The tool’s v0.3.2 VerifiedRegistry system categorizes 13 types of citation deficiency and auto-removes references that fail verification. It is transparent about what it is and recommends human review before any submission. The question is whether users will exercise that restraint when a conference deadline is 48 hours away and the tool just handed them a formatted paper.

Frequently Asked Questions

Can AutoResearchClaw generate papers good enough to submit to NeurIPS or ICML?

AutoResearchClaw generates LaTeX papers in NeurIPS, ICML, and ICLR templates, but initial test runs scored 6.2 out of 10 on a conference review scale, below the typical acceptance threshold of 6.5-7.0. The tool itself recommends human expert review before any real submission. It is best used as a research assistant for initial exploration and drafting, not as a final publication pipeline.

How much does a full AutoResearchClaw run cost?

A typical run costs $5-15 in API calls using GPT-4o. Complex topics that trigger multiple REFINE or PIVOT cycles can cost significantly more. The system supports OpenAI, OpenRouter, DeepSeek, and MiniMax APIs directly, plus Claude Code, Codex CLI, Copilot CLI, and Gemini CLI through the Agent Client Protocol (ACP), which requires no separate API key.

Does AutoResearchClaw use real citations or hallucinate them?

AutoResearchClaw uses a 4-layer citation verification system that checks references against arXiv, CrossRef, DataCite, and Semantic Scholar databases. In testing, it achieved 94.3% citation integrity. The v0.3.2 VerifiedRegistry system categorizes 13 types of citation deficiency and auto-removes references that fail verification. While significantly better than raw LLM output, roughly 1 in 18 citations may still be unverified.

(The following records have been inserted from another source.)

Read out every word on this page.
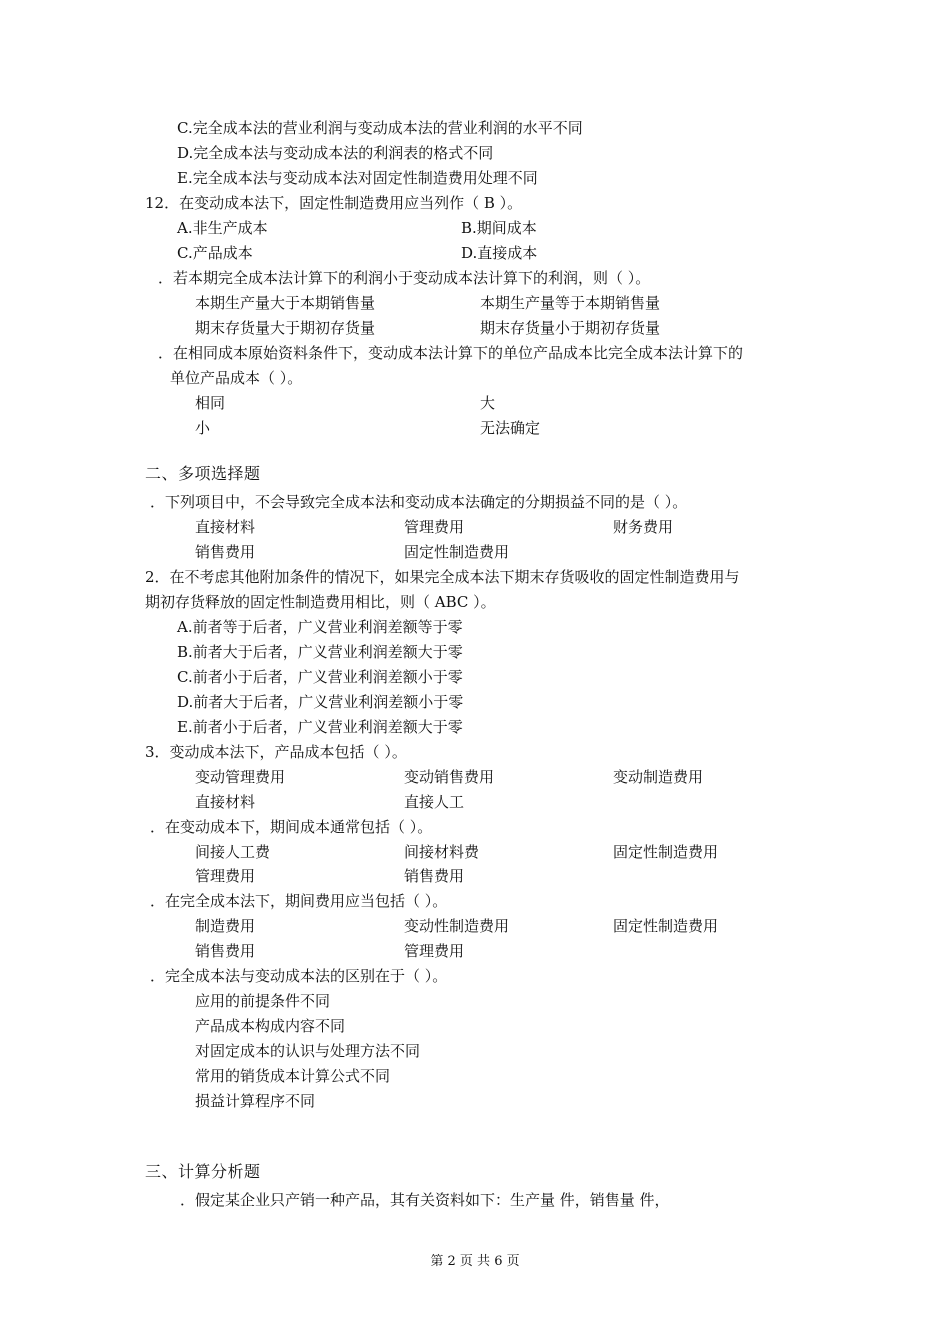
C.完全成本法的营业利润与变动成本法的营业利润的水平不同
D.完全成本法与变动成本法的利润表的格式不同
E.完全成本法与变动成本法对固定性制造费用处理不同
12．在变动成本法下，固定性制造费用应当列作（ B ）。
A.非生产成本	B.期间成本
C.产品成本	D.直接成本
．若本期完全成本法计算下的利润小于变动成本法计算下的利润，则（ ）。
本期生产量大于本期销售量	本期生产量等于本期销售量
期末存货量大于期初存货量	期末存货量小于期初存货量
．在相同成本原始资料条件下，变动成本法计算下的单位产品成本比完全成本法计算下的
单位产品成本（ ）。
相同	大
小	无法确定
二、多项选择题
．下列项目中，不会导致完全成本法和变动成本法确定的分期损益不同的是（ ）。
直接材料	管理费用	财务费用
销售费用	固定性制造费用
2．在不考虑其他附加条件的情况下，如果完全成本法下期末存货吸收的固定性制造费用与
期初存货释放的固定性制造费用相比，则（ ABC ）。
A.前者等于后者，广义营业利润差额等于零
B.前者大于后者，广义营业利润差额大于零
C.前者小于后者，广义营业利润差额小于零
D.前者大于后者，广义营业利润差额小于零
E.前者小于后者，广义营业利润差额大于零
3．变动成本法下，产品成本包括（ ）。
变动管理费用	变动销售费用	变动制造费用
直接材料	直接人工
．在变动成本下，期间成本通常包括（ ）。
间接人工费	间接材料费	固定性制造费用
管理费用	销售费用
．在完全成本法下，期间费用应当包括（ ）。
制造费用	变动性制造费用	固定性制造费用
销售费用	管理费用
．完全成本法与变动成本法的区别在于（ ）。
应用的前提条件不同
产品成本构成内容不同
对固定成本的认识与处理方法不同
常用的销货成本计算公式不同
损益计算程序不同
三、计算分析题
．假定某企业只产销一种产品，其有关资料如下：生产量 件，销售量 件，
第 2 页 共 6 页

What is MetaClaw and how does it improve AutoResearchClaw over time?

MetaClaw is AutoResearchClaw’s cross-run learning system introduced in v0.3.0. It captures lessons from failures and warnings during each run, converts them into reusable skills, and injects those skills into all 23 pipeline stages on subsequent runs. It uses a 30-day time-decay memory model. In controlled experiments, MetaClaw reduced stage retry rates by 24.8%, refinement cycles by 40%, and improved overall pipeline robustness by 18.3%.

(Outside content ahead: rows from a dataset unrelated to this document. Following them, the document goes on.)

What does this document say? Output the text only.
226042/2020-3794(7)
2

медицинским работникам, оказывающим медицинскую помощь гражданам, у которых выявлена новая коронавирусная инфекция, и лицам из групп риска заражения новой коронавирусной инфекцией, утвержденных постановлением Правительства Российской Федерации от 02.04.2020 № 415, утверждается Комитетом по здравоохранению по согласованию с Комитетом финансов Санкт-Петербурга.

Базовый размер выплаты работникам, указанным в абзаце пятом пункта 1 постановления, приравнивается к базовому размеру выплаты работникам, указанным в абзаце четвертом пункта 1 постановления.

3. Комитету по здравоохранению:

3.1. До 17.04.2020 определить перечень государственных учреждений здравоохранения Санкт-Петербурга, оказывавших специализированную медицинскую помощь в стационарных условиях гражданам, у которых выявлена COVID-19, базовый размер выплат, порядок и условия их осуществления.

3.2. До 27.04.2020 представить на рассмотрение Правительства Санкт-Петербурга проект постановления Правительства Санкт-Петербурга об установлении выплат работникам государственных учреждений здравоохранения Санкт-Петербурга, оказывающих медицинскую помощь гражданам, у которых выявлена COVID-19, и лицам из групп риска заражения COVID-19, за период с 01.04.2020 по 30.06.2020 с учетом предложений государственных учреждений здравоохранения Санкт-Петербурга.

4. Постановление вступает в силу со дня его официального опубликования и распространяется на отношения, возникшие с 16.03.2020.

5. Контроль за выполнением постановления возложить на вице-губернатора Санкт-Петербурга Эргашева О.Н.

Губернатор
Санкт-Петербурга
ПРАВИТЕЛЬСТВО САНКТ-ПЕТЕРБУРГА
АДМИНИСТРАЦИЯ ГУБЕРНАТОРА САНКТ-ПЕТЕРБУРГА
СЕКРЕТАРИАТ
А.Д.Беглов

Is it ethical to use AutoResearchClaw for academic research?

This is actively debated. Using AutoResearchClaw as an ideation and exploration tool while disclosing AI involvement is generally considered defensible. Submitting its unreviewed output to academic conferences without disclosure is not, and many venues now have explicit policies against undisclosed AI-generated content. The tool’s creators recommend human expert review before any submission.